Overperformers and underperformers among the sporting nations
According to our calculations, the German athletes “should” have won 30 medals, which is fewer than the 37 medals actually won. So they performed better than would have been expected based on our model. Germany’s neighbouring countries, Austria and Switzerland, should have won 18 and 23 medals, respectively, given their population size and income per capita; in reality it was only 7 and 13, i.e. only 39 percent and 57 percent of the potential we calculated.
The medal table used in the media is based exclusively on the number of gold medals won. This is lead by the United States, followed by China, Japan, and Great Britain and Russia at the top. The American participants won almost exactly a third of all medals, namely 113 of a total of 339 medals awarded. If population size and income per capita are taken into account, they would only have won 42 medals. This suggests that other important factors, especially sports management as a whole, play an important role. China, which is in second place in the usual medal table, won 88 medals, whereas according to the two most important determinants, population size and per capita income, it would only have been 35 medals.
In contrast, Argentina «should» have won 15 medals, but actually only achieved 3 medals.

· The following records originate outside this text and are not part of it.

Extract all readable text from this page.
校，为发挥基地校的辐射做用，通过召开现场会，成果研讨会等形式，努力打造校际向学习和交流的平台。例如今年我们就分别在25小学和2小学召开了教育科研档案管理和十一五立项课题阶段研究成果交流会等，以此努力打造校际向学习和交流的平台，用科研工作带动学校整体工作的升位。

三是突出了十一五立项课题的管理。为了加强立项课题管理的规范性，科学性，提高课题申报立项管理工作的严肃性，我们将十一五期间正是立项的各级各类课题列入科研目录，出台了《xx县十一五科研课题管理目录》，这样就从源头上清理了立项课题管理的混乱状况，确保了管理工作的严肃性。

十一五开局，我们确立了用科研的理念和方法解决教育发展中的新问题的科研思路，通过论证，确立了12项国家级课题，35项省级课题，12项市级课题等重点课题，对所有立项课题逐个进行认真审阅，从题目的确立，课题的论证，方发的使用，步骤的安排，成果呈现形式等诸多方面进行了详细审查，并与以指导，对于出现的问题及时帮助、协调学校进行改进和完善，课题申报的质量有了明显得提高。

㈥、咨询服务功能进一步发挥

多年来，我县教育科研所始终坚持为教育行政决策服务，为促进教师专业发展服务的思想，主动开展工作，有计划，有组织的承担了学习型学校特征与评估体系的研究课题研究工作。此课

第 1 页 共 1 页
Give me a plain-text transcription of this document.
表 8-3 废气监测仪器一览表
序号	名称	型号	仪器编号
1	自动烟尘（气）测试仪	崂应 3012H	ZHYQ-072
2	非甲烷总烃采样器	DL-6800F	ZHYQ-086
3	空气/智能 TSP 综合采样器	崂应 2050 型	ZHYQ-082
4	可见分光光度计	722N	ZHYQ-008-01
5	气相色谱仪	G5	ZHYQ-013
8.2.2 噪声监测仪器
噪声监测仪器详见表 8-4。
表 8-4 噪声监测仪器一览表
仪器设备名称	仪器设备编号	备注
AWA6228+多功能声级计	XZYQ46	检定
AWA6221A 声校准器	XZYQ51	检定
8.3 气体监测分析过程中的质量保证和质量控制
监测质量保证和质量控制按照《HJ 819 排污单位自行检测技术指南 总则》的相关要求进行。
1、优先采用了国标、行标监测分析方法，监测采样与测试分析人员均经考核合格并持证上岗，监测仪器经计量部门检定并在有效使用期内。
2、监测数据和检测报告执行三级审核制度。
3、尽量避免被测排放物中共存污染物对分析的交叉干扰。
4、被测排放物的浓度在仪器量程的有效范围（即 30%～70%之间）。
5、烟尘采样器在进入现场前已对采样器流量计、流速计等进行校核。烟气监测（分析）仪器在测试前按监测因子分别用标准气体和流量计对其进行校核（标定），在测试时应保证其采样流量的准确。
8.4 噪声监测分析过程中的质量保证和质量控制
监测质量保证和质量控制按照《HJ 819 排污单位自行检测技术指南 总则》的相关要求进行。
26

Even more extreme is India, which was awarded only 7 medals, according to population size (1.4 billion) and per capita income 31 would have been appropriate. Obviously, with better sports management, these countries would have the ability to win more medals.
Several countries are exactly reaching their potential. The Canadian athletes bring home 24 medals, exactly the number calculated according to the gene pool and economic prosperity. The same applies to Brazil and Kenya.
Of course, the medal wins can also be assigned to many other determinants, but it is still astonishing that the number of medals won can be easily understood with the population size and per capita income alone. It will be exciting to see whether the size of the population or the factors associated with a high per capita income such as the degree of utilization of talents and training methods will dominate in the future.
*Translated from Oekonomenstimme of the KOF ETH Zurich.